The first words I learned in Italian were gamba di legno, or wooden leg, for which Benito Mussolini and Walt Disney are to blame: After the war, my mother, who was fluent in Italian, had been involved with a charity that provided artificial limbs for Italian amputees. And for decades thereafter, during the family’s annual holiday, which would start in Santa Margherita Ligure, go on to Parma and Florence, and end in Rome, one or two recipients would show up at each stop to express their gratitude, making the vacation assume the character of a royal progress.
But for a while, I was operating under the erroneous impression that Italian men were born with a wooden leg. Gambadilegno also happened to be the name of Peg Leg Pete in Topolino, the Mickey Mouse comics. So my Italian can be said to rest on a wooden leg, but we all have to start somewhere.
In the early sixties, few Italians spoke English. As I entered my teens, I realized that if I wanted to make myself understood, I had better learn some Italian, and fast. Here the movies came to the rescue: All foreign films in Italy were dubbed—they still are—because Italian actors made good money doing voiceovers and had strong unions to back their demands. During the hot afternoon hours when the grownups would rest, I was given 200 lire to buy a movie ticket and would sit in the dark cool marble theater getting my Italian lessons while puffing on a forbidden Nazionali, the world’s most godawful cigarette.
Westerns were my favorites though it took a while to get used to hearing John Wayne sobering up Dean Martin in Italian in Rio Bravo. But what really blew my mind was the emergence in the sixties of what were then contemptuously referred to as spaghetti westerns, the Sergio Leone epics, in which American actors like Clint Eastwood, Lee Van Cleef, Eli Wallach, Charles Bronson, and Henry Fonda could launch or rekindle careers: Per un pugno di dollari (A Fistful of Dollars). Per qualque dollaro in più (For a Few Dollars More). Il buono, il brutto, il cattivo (The Good, the Bad and the Ugly). And C’era una volta il West (Once Upon a Time in the West).
This was something very different from Shane, with the saintly Alan Ladd in his newly cleaned and pressed buckskin suit. In these movies, everyone, including the heroes, was of dubious moral character. And in casting the smaller parts, Leone chose the kinds of unusual faces one finds among the crowds in altarpieces, contributing to the strong Catholic feel of his work. The emphasis was on sweat and dirt, on suffering and pain. Lots of pain.
And what villains! Jack Elam with his lazy eye waiting at the train station with two fellow gunslingers for Charles Bronson in the opening sequence of Once Upon a Time in the West. But most memorably, Henry Fonda cast against type as the arch-villain Frank, who, after his gang has massacred a family, shoots the surviving boy himself for the pleasure of it. Fonda’s ice blue eyes were the stuff of nightmares.

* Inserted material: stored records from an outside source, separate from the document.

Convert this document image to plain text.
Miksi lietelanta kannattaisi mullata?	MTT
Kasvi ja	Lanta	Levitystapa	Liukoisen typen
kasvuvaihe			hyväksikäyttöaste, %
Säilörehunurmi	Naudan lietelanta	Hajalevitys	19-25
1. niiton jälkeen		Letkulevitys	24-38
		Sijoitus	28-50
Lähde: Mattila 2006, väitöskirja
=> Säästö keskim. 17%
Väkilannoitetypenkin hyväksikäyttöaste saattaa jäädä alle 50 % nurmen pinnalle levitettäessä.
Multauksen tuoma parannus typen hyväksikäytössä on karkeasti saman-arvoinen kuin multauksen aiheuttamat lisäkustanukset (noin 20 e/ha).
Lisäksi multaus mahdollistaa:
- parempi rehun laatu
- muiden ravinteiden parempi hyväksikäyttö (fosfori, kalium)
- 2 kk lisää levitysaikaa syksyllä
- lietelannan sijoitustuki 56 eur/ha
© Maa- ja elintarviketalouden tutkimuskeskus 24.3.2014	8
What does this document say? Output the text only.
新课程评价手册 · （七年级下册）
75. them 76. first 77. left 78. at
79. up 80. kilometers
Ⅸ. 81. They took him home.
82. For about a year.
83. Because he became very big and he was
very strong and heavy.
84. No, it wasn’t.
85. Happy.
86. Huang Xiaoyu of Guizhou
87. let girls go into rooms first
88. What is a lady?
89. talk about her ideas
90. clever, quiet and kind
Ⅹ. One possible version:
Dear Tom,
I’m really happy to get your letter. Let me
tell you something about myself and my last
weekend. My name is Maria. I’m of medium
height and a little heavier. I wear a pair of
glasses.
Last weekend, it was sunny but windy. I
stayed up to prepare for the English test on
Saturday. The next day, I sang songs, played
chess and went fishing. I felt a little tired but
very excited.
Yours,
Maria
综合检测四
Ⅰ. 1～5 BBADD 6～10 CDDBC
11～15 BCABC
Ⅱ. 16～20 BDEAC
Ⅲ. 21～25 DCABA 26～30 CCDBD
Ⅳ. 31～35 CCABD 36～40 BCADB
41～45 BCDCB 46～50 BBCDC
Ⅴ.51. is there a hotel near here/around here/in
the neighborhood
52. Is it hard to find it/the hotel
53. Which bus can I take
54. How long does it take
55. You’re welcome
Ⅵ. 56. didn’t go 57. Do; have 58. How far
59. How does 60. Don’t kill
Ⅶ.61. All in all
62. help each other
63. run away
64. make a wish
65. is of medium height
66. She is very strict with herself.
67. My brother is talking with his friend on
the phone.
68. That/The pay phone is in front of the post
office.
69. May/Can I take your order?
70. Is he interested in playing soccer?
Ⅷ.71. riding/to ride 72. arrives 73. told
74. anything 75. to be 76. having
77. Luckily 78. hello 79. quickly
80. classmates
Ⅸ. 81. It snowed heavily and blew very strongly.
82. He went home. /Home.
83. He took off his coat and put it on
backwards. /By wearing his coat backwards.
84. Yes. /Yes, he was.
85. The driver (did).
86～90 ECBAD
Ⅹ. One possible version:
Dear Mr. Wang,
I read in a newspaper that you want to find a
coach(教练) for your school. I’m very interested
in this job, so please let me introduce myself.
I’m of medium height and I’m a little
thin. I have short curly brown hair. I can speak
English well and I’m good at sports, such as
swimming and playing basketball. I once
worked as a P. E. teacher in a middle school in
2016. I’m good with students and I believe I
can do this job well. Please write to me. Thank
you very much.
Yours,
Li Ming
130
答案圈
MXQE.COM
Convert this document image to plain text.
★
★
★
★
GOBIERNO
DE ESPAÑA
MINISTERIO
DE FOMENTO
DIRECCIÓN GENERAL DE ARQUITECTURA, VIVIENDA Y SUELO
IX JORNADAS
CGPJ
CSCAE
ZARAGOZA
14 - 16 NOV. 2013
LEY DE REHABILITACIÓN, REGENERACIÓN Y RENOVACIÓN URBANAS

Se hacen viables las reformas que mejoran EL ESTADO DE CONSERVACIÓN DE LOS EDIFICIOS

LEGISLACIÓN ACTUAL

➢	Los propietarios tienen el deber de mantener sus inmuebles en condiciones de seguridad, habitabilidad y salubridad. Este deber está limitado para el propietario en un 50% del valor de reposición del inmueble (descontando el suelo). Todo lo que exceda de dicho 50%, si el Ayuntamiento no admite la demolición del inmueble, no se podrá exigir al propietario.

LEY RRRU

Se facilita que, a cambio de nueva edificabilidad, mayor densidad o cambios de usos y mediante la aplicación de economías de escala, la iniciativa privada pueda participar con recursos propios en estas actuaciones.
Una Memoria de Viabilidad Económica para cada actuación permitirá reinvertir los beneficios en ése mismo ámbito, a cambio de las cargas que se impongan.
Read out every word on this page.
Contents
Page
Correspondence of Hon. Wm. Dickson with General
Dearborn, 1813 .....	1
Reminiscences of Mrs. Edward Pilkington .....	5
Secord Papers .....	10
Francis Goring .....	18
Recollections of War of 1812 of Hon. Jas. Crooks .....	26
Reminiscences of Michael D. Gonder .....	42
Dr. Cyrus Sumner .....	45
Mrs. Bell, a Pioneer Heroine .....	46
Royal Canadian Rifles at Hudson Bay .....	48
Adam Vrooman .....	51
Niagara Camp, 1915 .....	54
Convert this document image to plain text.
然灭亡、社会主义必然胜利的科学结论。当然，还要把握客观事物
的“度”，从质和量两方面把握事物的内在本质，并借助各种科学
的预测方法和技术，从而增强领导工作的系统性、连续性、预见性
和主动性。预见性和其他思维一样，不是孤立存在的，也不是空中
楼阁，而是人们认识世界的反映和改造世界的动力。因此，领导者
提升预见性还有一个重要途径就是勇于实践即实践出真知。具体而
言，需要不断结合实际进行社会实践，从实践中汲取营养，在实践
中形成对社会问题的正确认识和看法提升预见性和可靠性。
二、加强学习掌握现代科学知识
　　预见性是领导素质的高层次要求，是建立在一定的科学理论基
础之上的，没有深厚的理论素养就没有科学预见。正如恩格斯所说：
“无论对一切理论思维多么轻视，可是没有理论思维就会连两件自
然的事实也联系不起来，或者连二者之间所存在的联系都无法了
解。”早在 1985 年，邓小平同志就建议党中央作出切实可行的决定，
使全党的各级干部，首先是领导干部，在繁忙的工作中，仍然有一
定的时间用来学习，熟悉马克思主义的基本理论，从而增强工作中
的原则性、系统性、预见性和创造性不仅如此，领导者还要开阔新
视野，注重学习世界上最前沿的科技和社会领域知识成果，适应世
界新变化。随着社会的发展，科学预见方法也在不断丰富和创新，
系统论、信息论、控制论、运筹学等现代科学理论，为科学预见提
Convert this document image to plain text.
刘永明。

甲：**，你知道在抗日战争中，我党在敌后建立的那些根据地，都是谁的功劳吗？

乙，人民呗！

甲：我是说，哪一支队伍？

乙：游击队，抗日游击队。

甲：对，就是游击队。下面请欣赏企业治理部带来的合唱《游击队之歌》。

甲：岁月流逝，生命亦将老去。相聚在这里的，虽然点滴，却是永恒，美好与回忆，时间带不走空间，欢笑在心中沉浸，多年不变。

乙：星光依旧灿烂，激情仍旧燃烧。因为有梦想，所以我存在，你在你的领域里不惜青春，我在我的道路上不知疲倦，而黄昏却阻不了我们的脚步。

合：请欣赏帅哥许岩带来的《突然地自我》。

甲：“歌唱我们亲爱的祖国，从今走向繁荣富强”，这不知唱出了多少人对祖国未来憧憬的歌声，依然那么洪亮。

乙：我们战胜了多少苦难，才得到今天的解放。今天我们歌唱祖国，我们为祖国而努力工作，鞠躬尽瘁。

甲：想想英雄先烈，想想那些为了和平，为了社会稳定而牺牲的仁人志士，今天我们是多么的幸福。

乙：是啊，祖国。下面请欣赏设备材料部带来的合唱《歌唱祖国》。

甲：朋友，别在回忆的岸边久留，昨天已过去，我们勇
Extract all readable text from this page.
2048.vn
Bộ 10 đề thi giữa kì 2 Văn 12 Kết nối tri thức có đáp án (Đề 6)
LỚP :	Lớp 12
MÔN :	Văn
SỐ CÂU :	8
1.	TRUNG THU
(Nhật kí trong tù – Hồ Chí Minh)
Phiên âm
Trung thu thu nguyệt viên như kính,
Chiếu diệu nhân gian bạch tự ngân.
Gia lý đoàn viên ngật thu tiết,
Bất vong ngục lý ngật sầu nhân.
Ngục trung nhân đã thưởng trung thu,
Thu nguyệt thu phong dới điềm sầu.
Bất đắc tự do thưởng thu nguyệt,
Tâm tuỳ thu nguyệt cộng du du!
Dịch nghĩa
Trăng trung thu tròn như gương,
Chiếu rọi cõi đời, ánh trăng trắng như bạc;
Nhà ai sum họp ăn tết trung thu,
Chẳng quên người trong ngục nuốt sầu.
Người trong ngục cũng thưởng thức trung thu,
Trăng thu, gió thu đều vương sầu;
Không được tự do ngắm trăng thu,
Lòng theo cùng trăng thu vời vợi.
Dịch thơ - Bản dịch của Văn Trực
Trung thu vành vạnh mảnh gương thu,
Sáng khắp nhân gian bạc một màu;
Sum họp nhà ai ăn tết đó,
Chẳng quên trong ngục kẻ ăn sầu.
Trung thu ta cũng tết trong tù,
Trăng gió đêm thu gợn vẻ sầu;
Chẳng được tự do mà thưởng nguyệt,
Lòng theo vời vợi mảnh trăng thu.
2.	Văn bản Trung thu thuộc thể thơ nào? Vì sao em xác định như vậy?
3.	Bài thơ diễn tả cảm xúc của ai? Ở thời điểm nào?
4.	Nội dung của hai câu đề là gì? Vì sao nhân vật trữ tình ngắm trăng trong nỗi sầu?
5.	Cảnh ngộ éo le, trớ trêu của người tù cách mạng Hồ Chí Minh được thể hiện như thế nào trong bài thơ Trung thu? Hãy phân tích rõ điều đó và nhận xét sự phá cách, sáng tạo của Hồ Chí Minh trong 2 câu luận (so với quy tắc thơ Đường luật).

The soundtracks were revolutionary, too, unlike those used in Hollywood westerns where some wholesome teenage heartthrob like Ricky Nelson was lassoed in to sell the product. Those savage ayi-ayi-yah cries in Ennio Morricone’s theme from The Good, the Bad and the Ugly made my hair stand on end when I first heard them. Or the sound tapestry at the start of Once Upon a Time in the West, the squeaky windmill, the dripping water, and that buzzing fly. Even the bullets had a different sound.
Thanks to my private tutors Clint, Lee, Eli, Charles, and Henry, I acquired a colorful, if somewhat specialized vocabulary: To this day, I can name-call with the best of them: bugiardo (liar), vigliacco (yellowbelly), iena (hyena), ladro di cavalli (horse thief), baro (cardsharp), ubriaco (drunkard), all of which come in handy when holding a losing hand in a card game.
Of course my grammar stunk, and the elaborate vocabulary of the higher diplomacy eluded me. But here one recalls Tuco’s (Eli Wallach) advice in The Good, the Bad and the Ugly. A gunman out for revenge finds him sitting in his bathtub and goes into a long spiel about how much he has looked forward to this occasion—upon which Tuco’s peacemaker explodes from beneath the suds and blows the fool away. “Quando si spara, si spara. Non si parla“—or, in the American version: “When you have to shoot, shoot. Don’t talk.” In some situations, too much talk can prove downright unhealthy.